Dirty Beaches is the stage name of a Taiwanese/Canadian multi-instrumentalist called Alex Zhang Hungtai whose first widely-available LP, Badlands, was released in 2011 and was generally lauded by the people who know. I’m not sure I actually, er, lauded it, as such, on these pages but I did certainly buy it. A pretty enjoyable reverb-heavy, Suicide-obsessed record it was too.
The follow up, last year’s Drifters/Love Is The Devil, was a double album and a genuine one at that, the Drifters “side” being recorded in Montreal, and (after a relationship breakdown) the Love Is The Devil section in Berlin, with Hungtai having dismissed the rest of the musicians and recorded it during evenings alone. Two quite different projects.
The second of the two sets is almost completely instrumental, stripped back and beatless, and rather over-shadows the first, being very different to the Dirty Beaches “sound”. All in all I remember being left a little cold about the whole affair.
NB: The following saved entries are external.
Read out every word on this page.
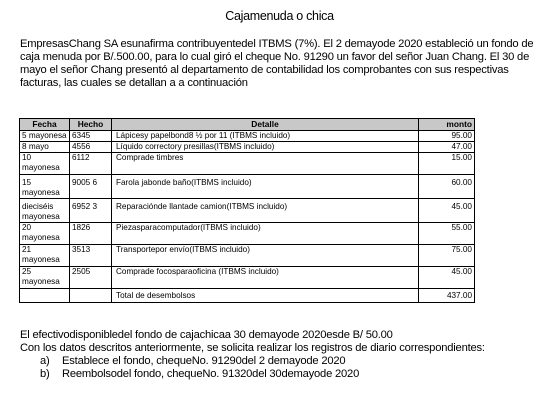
Cajamenuda o chica
EmpresasChang SA esunafirma contribuyentedel ITBMS (7%). El 2 demayode 2020 estableció un fondo de caja menuda por B/.500.00, para lo cual giró el cheque No. 91290 un favor del señor Juan Chang. El 30 de mayo el señor Chang presentó al departamento de contabilidad los comprobantes con sus respectivas facturas, las cuales se detallan a a continuación
Fecha	Hecho	Detalle	monto
5 mayonesa	6345	Lápicesy papelbond8 ½ por 11 (ITBMS incluido)	95.00
8 mayo	4556	Líquido correctory presillas(ITBMS incluido)	47.00
10 mayonesa	6112	Comprade timbres	15.00
15 mayonesa	9005 6	Farola jabonde baño(ITBMS incluido)	60.00
dieciséis mayonesa	6952 3	Reparaciónde llantade camion(ITBMS incluido)	45.00
20 mayonesa	1826	Piezasparacomputador(ITBMS incluido)	55.00
21 mayonesa	3513	Transportepor envío(ITBMS incluido)	75.00
25 mayonesa	2505	Comprade focosparaoficina (ITBMS incluido)	45.00
		Total de desembolsos	437.00
El efectivodisponibledel fondo de cajachicaa 30 demayode 2020esde B/ 50.00
Con los datos descritos anteriormente, se solicita realizar los registros de diario correspondientes:
a) Establece el fondo, chequeNo. 91290del 2 demayode 2020
b) Reembolsodel fondo, chequeNo. 91320del 30demayode 2020
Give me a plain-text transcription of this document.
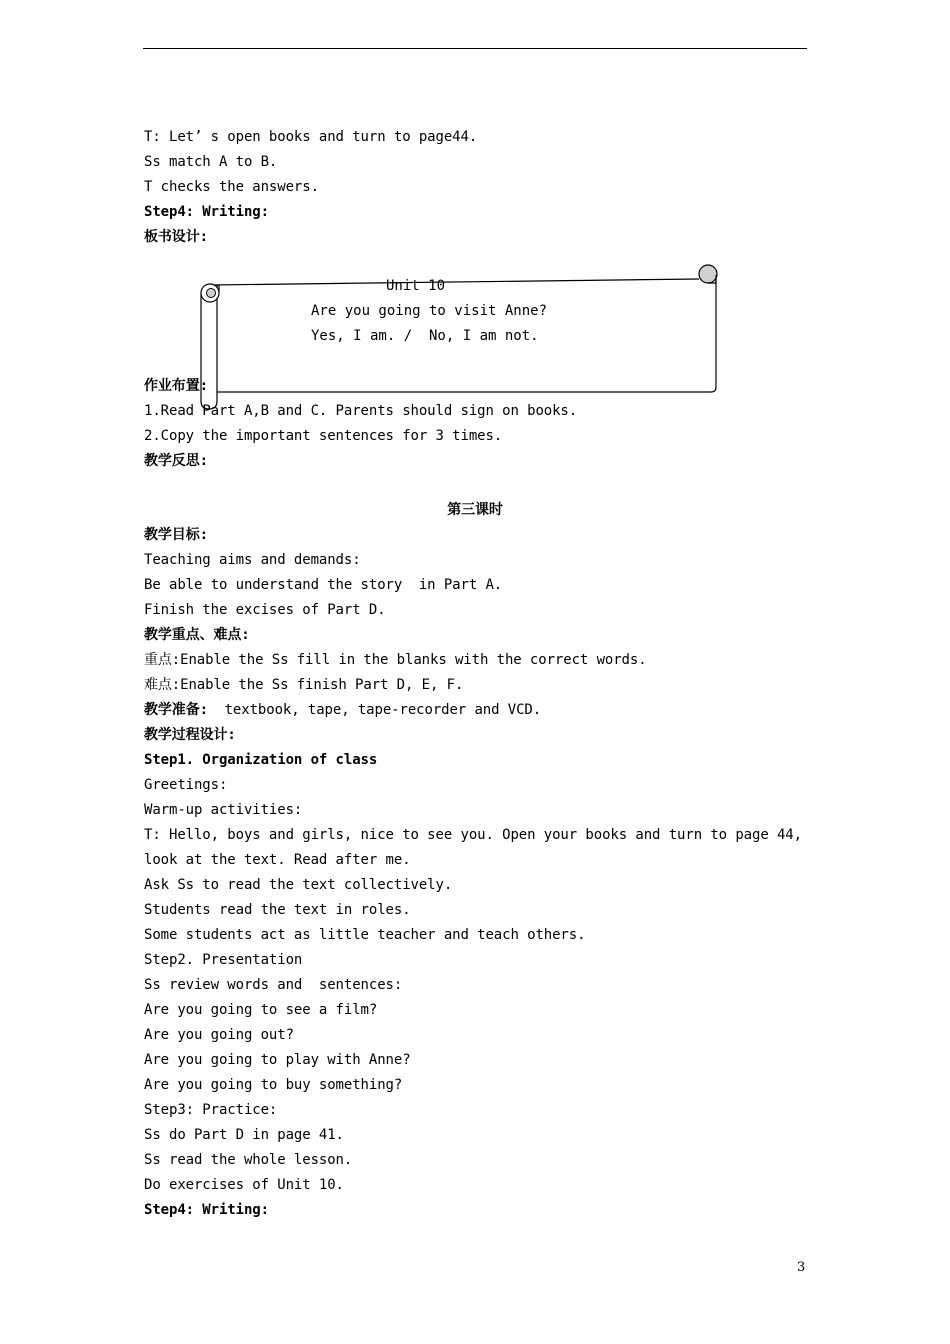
T: Let’ s open books and turn to page44.
Ss match A to B.
T checks the answers.
Step4: Writing:
板书设计:
Unit 10
Are you going to visit Anne?
Yes, I am. /  No, I am not.
作业布置:
1.Read Part A,B and C. Parents should sign on books.
2.Copy the important sentences for 3 times.
教学反思:
第三课时
教学目标:
Teaching aims and demands:
Be able to understand the story  in Part A.
Finish the excises of Part D.
教学重点、难点:
重点:Enable the Ss fill in the blanks with the correct words.
难点:Enable the Ss finish Part D, E, F.
教学准备:  textbook, tape, tape-recorder and VCD.
教学过程设计:
Step1. Organization of class
Greetings:
Warm-up activities:
T: Hello, boys and girls, nice to see you. Open your books and turn to page 44,
look at the text. Read after me.
Ask Ss to read the text collectively.
Students read the text in roles.
Some students act as little teacher and teach others.
Step2. Presentation
Ss review words and  sentences:
Are you going to see a film?
Are you going out?
Are you going to play with Anne?
Are you going to buy something?
Step3: Practice:
Ss do Part D in page 41.
Ss read the whole lesson.
Do exercises of Unit 10.
Step4: Writing:
3
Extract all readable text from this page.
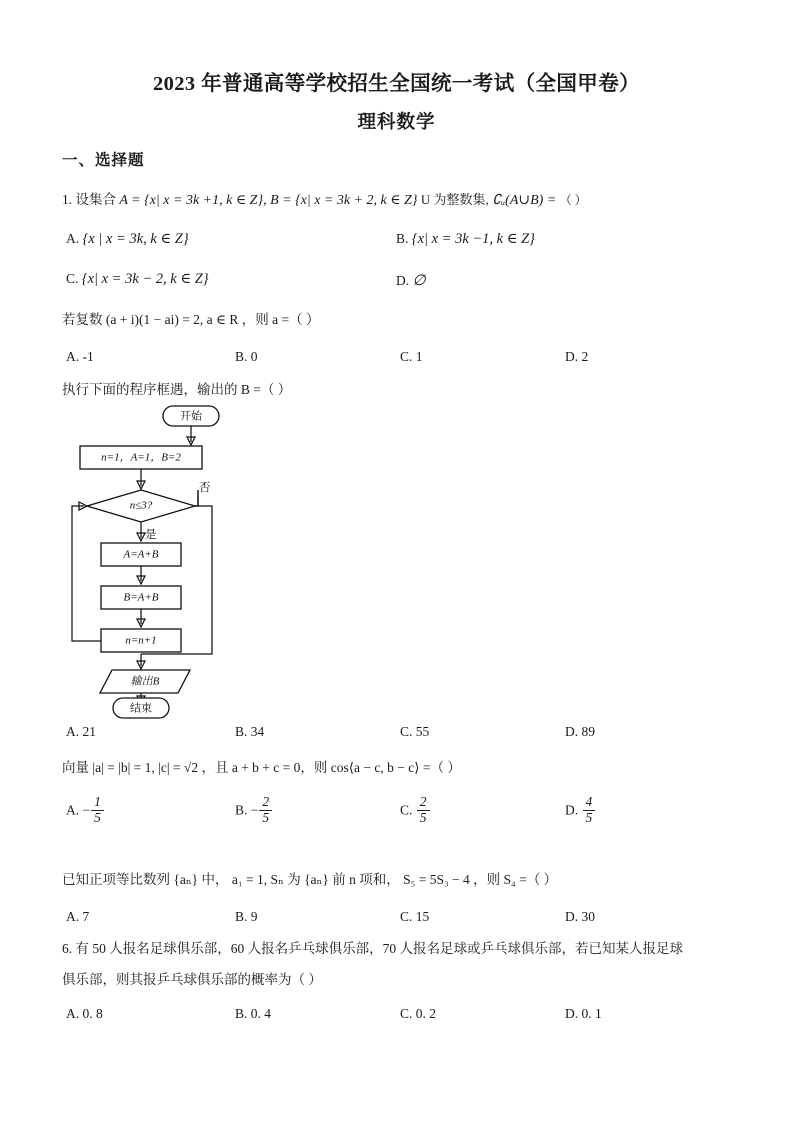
2023 年普通高等学校招生全国统一考试（全国甲卷）
理科数学
一、选择题
1. 设集合 A = {x| x = 3k +1, k ∈ Z}, B = {x| x = 3k + 2, k ∈ Z} U 为整数集, ∁ᵤ(A∪B) = （ ）
A. {x | x = 3k, k ∈ Z}	B. {x| x = 3k −1, k ∈ Z}
C. {x| x = 3k − 2, k ∈ Z}	D. ∅
若复数 (a + i)(1 − ai) = 2, a ∈ R ，则 a =（ ）
A. -1	B. 0	C. 1	D. 2
执行下面的程序框遇，输出的 B =（ ）
开始
n=1，A=1，B=2
n≤3?
否
是
A=A+B
B=A+B
n=n+1
输出B
结束
A. 21	B. 34	C. 55	D. 89
向量 |a| = |b| = 1, |c| = √2 ，且 a + b + c = 0，则 cos⟨a − c, b − c⟩ =（ ）
A. − $\frac{1}{5}$	B. − $\frac{2}{5}$	C. $\frac{2}{5}$	D. $\frac{4}{5}$
已知正项等比数列 {aₙ} 中， a₁ = 1, Sₙ 为 {aₙ} 前 n 项和， S₅ = 5S₃ − 4 ，则 S₄ =（ ）
A. 7	B. 9	C. 15	D. 30
6. 有 50 人报名足球俱乐部，60 人报名乒乓球俱乐部，70 人报名足球或乒乓球俱乐部，若已知某人报足球
俱乐部，则其报乒乓球俱乐部的概率为（ ）
A. 0. 8	B. 0. 4	C. 0. 2	D. 0. 1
Well, the “something strange” I alluded to is that Hungtai has recently announced the retirement of the Dirty Beaches name altogether, through Twitter and on his Blog:
“I know its not the smartest move…and a painful one as well. But sometimes, you need to let go in order to grow and move on. I wanna thank my family, my friends, all past DB contributors for their help and friendship. It’s been a fun and crazy ride…RIP DIRTY BEACHES 2005-2014. Can’t wait for what the unknown holds ahead.”
To go with this announcement there’s a final 4-track EP which is again all instrumental, largely ambient and seems even more devoid of musical clutter than the (hardly muddled) Love Is The Devil record. The titles of the four tracks are disturbingly informative – “Displaced”, “Stateless”, “Pacific Ocean” and “Time Washes Away Everything” – and indicate something of a personal crisis going on. In the blurb for the new EP, Emusic suggest the image of a man gradually shedding himself of everything and wading out to sea, which I think is quite appropriate (although to anyone of a certain age, it’s hard to shake off the image of Leonard Rossiter on Chesil Beach…)
All this seems a shame, really, as I’ve recently started listening to Drifters/Love Is The Devil again and rather enjoying its dark, satanic twists and turns. It’s funny (although perhaps not surprising) how a different perspective allows you to enjoy a record in an entirely different way. If you’re looking for another rockabilly, Vega-style Badlands record, as I was, you’ll find some pretty exhilarating passages still, such as the confident strut of “I Dream in Neon” and the relentless Bo Diddley beat of Casino Lisboa, but in the end you might be disappointed…
But if, say, you’ve just spent the last couple of months reading about Krautrock, it’s easy to put on your Rother / Eno goggles, and suddenly it’s an entirely different affair…
(This, by the way, worries me. What about the other records I have dismissed in high-handed fashion, confidently predicting their demise? What about the records I’ve slagged off, completely out of hand? Worse, does these mean I need to go and give Boards of Canada another try?)
The more satisfying tracks of D/LITD (I don’t care, I’m doing it…) are, now I’m tuning in better, definitely on the second half of the record. Harsh and inarticulate they may be, but the more you listen to them the more compelling they become. Tracks like “Belgrade” with its jarring sheets of metallic sound encircling you; “Woman”, its automated squeaks and squawks overpowering a series of tentative piano pieces; and “Mirage Hall”, its thunderous tensions and stresses eventually erupting into a stream of unintelligible Spanish expletives (even after it had seemingly come to a halt once – “… and another thing!”). And there are many more moments of arcane trickery to keep a normally limited attention span intrigued and fascinated.
Here’s a rather fine 15 minute clip of Dirty Beaches in Paris last December which gives you a pretty good flavour of the record, in which he appears to be playing a piece of sheet metal. It eventually leads into Nightwalk from Drifters.
In all of this troubling abstractness, there are tantalising shreds of meaning and clues that cry out to be solved but, as with much of the Krautrock stuff, you can quickly start to look pretty silly assuming one thing implies another. It’s best to sit back, try not to grip the arms of the chair and let it all come on…
What is certainly undeniable, though, is that from the relative breathless (and breathy) calm of Drifters, many, many wheels are definitely starting to come off as the listener moves into Love Is The Devil. By the time you reach my favourite track, “Alone at the Danube River”, there is an unambiguous sorrow within the music. By now, the Hungtai yard sale has got rid of pretty much the lot – a plaintive guitar, drenched in clumsy feedback, is all that is left. There are no rhythms, no effects, and no warmth at all until around the 5:00 mark when an unexpected burst of Eno-esque sunshine floods over the guitar all but washing it away for good.
A lonely, chilling, attractive record… What is to become of Alex Zhang Hungtai?